Grant-Lee Phillips | Songs for Better Days Ahead


Grant-Lee Phillips performs songs from his new album Walking in the Green Corn at Legion Arts in Cedar Rapids on May 15. (photo: Ken Scott)

The last time musician Grant-Lee Phillips remembered being in Iowa was back in 1995, when his band Grant Lee Buffalo opened for R.E.M. at Stephens Auditorium in Ames. He found the rural landscape beautiful and talked to his wife for several years about moving from their California home to the Hawkeye State. He was particularly interested in the city of Davenport because of its location on the Mississippi River.

“But then the flood happened,” Phillips noted over the telephone from his home in Burbank, “and that washed that idea away!” Phillips continued, “Either that or I’d go to Sioux City, because I love their sarsaparilla soda.” It was just a minute into the conversation, and he was already cracking jokes with a stranger.

Grant Lee Buffalo had four major label releases during the ’90s and toured with major arena rock bands such as Pearl Jam and Smashing Pumpkins as well as R.E.M., but despite positive reviews, the group never made it big. Phillips has been largely on his own since then, releasing six solo records in the 21st century. His latest, Walking in the Green Corn, draws heavily from his Native American heritage. He’s a registered member of the Creek Native American tribe (on his mother’s side) and paternally he has both Blackfoot and Cherokee ancestry.

Phillips knows the importance of corn to a place like Iowa, but he also notes the crop’s significance to Native Americans. “The green corn ceremony is a big part of the spiritual tradition of renewal that indigenous people all over the country celebrate. The entire album, inspired by my ongoing pursuit of my heritage, offers a prayer for better days ahead, a better harvest. You can draw a thread through the whole record.
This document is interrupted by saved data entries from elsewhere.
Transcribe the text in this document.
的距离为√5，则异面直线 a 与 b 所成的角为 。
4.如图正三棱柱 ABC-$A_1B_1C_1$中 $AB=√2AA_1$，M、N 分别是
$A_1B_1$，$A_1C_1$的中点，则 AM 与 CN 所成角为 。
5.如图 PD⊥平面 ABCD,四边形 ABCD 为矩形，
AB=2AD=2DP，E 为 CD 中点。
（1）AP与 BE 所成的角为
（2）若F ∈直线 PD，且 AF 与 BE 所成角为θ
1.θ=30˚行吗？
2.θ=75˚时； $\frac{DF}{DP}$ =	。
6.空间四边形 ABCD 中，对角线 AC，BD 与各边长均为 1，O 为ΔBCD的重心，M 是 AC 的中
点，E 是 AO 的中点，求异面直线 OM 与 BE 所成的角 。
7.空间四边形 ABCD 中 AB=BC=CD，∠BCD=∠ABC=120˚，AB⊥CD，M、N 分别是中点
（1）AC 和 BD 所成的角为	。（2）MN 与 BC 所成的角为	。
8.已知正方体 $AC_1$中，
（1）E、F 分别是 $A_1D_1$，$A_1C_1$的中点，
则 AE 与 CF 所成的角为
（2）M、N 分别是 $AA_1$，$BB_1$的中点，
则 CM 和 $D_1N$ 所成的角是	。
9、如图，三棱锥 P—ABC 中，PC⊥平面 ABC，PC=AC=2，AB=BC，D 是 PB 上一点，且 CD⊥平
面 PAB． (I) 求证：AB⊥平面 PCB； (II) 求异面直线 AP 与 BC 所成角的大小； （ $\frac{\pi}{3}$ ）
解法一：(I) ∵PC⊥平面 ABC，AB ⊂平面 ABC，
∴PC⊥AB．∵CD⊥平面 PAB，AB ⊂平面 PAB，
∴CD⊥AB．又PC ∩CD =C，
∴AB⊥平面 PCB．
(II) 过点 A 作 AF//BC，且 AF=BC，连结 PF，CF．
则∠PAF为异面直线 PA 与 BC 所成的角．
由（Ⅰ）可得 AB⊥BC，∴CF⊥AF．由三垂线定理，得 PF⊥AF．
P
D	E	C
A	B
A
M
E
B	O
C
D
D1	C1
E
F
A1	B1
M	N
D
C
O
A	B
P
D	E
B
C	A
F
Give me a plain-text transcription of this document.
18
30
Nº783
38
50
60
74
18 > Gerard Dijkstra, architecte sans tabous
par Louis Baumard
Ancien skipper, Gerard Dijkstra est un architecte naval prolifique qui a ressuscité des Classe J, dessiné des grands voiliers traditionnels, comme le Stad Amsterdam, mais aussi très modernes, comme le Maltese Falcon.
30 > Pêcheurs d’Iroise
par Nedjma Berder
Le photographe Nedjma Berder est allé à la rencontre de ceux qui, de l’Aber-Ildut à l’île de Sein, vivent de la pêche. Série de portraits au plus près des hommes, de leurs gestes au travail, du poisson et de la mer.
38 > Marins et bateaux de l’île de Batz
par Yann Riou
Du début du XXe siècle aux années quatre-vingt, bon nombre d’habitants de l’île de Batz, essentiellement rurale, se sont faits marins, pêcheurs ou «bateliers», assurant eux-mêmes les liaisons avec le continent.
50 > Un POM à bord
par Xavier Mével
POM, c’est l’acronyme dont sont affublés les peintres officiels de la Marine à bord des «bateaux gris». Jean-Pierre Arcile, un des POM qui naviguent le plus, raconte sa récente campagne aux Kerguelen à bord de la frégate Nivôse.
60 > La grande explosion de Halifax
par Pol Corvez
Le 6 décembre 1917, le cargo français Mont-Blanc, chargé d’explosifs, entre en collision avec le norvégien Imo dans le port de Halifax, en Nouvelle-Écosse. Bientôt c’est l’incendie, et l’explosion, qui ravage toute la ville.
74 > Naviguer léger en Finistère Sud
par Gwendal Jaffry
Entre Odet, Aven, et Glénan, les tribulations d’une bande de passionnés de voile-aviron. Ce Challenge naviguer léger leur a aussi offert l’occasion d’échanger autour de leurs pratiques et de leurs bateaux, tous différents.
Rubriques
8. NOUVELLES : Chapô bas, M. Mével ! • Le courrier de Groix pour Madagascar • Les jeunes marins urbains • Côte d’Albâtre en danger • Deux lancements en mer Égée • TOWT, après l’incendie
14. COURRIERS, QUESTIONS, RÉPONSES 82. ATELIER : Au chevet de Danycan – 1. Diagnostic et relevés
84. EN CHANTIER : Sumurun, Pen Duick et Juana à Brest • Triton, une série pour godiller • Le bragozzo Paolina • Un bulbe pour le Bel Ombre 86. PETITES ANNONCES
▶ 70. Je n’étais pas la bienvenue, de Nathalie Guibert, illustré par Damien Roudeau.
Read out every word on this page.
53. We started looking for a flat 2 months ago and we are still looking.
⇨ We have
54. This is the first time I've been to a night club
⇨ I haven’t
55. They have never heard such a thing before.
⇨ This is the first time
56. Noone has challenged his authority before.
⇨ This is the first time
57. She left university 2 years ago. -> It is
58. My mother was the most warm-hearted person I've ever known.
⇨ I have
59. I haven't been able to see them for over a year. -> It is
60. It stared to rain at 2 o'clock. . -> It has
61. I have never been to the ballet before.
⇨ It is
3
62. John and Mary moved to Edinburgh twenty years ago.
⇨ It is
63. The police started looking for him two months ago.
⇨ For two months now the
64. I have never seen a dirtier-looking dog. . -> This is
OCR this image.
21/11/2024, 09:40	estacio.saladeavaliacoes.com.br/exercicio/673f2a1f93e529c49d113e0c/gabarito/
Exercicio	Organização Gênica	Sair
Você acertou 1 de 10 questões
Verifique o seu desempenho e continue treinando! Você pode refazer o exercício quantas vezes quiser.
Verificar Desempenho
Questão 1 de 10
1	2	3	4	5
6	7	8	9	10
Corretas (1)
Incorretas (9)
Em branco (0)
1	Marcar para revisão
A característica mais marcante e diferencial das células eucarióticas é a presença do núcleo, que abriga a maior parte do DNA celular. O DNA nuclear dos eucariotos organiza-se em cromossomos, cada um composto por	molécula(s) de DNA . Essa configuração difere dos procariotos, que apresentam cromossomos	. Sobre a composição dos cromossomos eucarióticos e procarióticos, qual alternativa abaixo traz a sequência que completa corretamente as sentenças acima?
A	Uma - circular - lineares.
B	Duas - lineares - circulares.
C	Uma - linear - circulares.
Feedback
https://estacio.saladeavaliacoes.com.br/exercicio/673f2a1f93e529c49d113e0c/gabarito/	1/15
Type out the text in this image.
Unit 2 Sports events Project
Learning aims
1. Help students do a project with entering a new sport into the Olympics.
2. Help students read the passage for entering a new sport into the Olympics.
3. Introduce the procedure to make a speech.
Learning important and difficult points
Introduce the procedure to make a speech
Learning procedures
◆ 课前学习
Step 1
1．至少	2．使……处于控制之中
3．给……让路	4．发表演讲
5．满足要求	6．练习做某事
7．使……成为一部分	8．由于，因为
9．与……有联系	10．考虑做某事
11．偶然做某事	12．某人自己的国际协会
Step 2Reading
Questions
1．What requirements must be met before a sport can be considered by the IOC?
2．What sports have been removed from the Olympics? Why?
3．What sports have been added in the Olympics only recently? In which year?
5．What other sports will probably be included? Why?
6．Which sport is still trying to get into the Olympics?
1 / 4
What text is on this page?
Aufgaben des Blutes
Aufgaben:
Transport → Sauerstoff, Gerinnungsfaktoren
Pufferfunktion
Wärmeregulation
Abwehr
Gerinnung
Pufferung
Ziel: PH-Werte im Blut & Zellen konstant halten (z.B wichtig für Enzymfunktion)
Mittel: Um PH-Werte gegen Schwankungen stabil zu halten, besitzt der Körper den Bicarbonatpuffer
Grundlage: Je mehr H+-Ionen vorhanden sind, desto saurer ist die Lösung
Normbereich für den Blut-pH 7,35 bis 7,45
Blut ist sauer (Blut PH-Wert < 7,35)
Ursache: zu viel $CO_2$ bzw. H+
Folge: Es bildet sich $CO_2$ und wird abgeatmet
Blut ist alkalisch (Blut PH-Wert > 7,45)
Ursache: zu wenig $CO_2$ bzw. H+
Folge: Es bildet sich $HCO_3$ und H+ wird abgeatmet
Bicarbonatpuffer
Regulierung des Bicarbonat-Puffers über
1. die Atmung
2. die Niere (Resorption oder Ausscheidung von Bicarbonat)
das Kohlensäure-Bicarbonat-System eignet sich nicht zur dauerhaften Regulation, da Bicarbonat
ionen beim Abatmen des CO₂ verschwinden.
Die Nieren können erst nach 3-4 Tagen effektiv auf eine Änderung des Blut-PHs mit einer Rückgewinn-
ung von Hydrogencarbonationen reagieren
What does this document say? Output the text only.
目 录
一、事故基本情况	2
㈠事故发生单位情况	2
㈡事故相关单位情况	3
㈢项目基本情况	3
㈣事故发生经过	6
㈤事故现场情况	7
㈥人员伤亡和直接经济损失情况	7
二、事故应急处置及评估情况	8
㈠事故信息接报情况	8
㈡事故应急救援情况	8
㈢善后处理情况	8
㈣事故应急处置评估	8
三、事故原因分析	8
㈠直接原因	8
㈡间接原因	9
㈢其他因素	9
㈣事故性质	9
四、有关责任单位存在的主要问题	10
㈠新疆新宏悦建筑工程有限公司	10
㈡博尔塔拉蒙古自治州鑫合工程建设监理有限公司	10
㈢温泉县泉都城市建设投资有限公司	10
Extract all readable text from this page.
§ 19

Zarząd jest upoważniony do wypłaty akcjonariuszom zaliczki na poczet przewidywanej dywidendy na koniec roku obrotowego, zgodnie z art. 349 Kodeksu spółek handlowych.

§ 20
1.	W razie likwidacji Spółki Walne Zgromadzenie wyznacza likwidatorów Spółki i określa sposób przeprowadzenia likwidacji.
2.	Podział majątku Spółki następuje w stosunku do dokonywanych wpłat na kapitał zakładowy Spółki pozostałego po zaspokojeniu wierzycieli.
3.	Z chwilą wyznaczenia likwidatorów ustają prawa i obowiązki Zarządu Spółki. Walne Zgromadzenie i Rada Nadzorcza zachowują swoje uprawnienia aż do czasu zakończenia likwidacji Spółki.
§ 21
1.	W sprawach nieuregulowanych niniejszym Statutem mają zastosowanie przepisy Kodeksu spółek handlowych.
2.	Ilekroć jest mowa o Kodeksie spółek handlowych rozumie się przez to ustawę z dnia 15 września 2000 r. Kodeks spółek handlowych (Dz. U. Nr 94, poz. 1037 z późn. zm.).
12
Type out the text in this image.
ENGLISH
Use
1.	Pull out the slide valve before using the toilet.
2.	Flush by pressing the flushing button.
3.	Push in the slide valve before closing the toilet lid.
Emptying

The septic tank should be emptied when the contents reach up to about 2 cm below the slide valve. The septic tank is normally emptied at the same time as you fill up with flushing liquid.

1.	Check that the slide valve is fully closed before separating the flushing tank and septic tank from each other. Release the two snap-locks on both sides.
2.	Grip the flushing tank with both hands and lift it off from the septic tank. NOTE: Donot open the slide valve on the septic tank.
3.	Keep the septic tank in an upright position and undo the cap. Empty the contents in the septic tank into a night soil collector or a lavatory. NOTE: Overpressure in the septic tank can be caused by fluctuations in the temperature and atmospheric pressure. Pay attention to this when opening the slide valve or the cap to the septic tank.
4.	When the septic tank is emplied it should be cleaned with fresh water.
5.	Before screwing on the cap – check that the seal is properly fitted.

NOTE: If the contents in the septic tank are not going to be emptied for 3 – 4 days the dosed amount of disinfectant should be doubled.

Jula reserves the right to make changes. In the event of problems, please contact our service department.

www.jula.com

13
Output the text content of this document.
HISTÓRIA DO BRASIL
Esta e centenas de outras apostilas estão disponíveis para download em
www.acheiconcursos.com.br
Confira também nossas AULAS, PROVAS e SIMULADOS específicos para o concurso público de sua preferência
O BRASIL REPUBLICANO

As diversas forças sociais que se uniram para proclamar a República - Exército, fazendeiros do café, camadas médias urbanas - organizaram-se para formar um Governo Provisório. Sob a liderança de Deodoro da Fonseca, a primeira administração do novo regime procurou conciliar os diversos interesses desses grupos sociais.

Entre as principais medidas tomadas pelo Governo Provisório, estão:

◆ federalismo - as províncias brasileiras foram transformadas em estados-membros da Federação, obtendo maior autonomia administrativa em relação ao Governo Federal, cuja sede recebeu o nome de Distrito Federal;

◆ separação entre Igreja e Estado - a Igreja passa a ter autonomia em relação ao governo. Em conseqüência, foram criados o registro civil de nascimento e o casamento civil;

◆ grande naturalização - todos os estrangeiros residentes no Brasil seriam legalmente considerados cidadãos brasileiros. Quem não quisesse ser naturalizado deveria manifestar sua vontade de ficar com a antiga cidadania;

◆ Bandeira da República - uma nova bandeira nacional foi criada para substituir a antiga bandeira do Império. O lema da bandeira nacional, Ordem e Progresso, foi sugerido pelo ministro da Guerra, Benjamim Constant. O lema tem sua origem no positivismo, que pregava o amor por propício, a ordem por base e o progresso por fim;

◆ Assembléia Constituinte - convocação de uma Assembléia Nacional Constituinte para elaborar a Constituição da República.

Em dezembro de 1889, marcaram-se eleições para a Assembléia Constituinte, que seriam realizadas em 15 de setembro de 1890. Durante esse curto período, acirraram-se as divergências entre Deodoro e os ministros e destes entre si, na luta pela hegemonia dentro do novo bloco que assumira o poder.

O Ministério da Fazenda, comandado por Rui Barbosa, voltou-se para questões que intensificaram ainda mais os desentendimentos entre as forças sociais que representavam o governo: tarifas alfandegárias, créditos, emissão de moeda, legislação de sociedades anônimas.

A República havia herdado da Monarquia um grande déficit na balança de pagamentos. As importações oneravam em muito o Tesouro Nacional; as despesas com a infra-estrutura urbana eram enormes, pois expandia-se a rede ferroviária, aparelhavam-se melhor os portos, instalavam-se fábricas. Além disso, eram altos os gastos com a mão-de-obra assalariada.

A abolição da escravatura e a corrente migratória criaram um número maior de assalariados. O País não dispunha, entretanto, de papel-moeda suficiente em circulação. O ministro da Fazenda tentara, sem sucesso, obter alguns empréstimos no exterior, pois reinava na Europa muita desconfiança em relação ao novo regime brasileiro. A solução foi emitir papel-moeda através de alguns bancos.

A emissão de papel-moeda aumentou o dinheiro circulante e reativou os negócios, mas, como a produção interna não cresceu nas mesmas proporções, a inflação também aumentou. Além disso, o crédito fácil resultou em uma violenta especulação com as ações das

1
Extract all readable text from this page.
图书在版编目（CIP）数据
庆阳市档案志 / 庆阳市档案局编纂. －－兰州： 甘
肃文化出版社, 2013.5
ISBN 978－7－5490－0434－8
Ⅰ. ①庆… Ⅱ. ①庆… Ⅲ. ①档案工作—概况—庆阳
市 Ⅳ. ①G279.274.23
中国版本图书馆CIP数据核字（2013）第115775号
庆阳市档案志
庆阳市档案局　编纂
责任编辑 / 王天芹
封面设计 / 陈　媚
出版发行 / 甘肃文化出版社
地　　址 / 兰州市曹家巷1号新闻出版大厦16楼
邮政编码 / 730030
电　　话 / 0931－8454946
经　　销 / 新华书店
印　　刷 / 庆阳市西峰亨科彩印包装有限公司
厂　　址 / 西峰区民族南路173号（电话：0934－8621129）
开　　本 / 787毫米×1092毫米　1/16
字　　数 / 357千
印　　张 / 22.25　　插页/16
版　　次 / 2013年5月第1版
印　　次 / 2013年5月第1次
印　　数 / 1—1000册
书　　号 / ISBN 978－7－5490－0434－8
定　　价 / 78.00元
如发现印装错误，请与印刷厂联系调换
It is preoccupied with this theme,” he said.

He’s also aware of the thin line that separates the stereotype of Native Americans as more in touch with nature through mystical racial powers as compared with the truth of his individual experiences and family memories. “I think it has to with extracting songs from my personal relationships and the stories I was told as a kid,” he said. “You can write about archetypal experiences from your private perspective and the local details become universal when you approach them in that way.”

grant lee phillips

Grant-Lee Phillips

The other technique Phillips used to open his songwriting abilities and to avoid clichés was to write from a fugue state. “I try to create directly from my unconscious. For me, that’s usually in the late afternoon when I am in a half-awake state. I’ll take a walk and let things come to me—not forcing it—but singing it before writing it. I will get hung up on humming a tune, and then certain words come that seem truthful. Then I fill in the blanks. Hopefully, it says something new or says something in a new way.”

Phillips said he recorded songs for the new record almost as quickly as he wrote them. At first he thought he was creating demos or songs that would be fleshed out later. “I would play the recordings for my wife as we drove around California, and we realized an album was taking shape. The very spontaneity and minimalism gave it a lot of mood,” he said. With the exception of violin and vocals by Sara Watkins (formerly of Nickel Creek) and an understated vibraphone part by Alexander Burke, everything on Walking in the Green Corn was performed, sung, and engineered by Phillips.

The acoustic nature of the music and the gentle manner in which Phillips sings and plays guitar suggests that this is a soothing record. That’s only superfically true. For example, there is “Fool’s Gold,” a soft, lilting ballad about the suffering incurred by the desire for wealth. There is an anger to that song. “It’s a serene melody borne out of the pain from living in 2013 and coming to terms with all this mess we are in. We have placed our faith and values in a world where the system seems to be crashing all around us, and we pretend not to notice,” Phillips said.

“Everyone in America has been dealing with a prolonged low-grade anxiety. People need to realize there are still opportunities for re-envisioning our lives and making the most of it.” Phillips stressed that there can be better days ahead.

The song “Walking in the Green Corn” concerns looking ahead. Phillips purposely chose to celebrate growth rather than the harvest. “Besides, ‘Walking in the Golden Corn’ has too many syllables,” he joked.

Phillips will perform at CSPS in Cedar Rapids on May 15. He was pleased to know that May 15 is the traditional planting date, the day when the danger of frost has passed. He hopes to see farmers sowing their seeds during his drive.

“I still might move to Iowa someday,” Phillips said. “Living in California, one is always aware that the earth beneath one’s feet might disappear.” He wasn’t kidding: after an earthquake, he moved from northern California to southern California. “Besides, with the beauty of climate change and the chance of an earthquake, Iowa might soon be beachfront property.”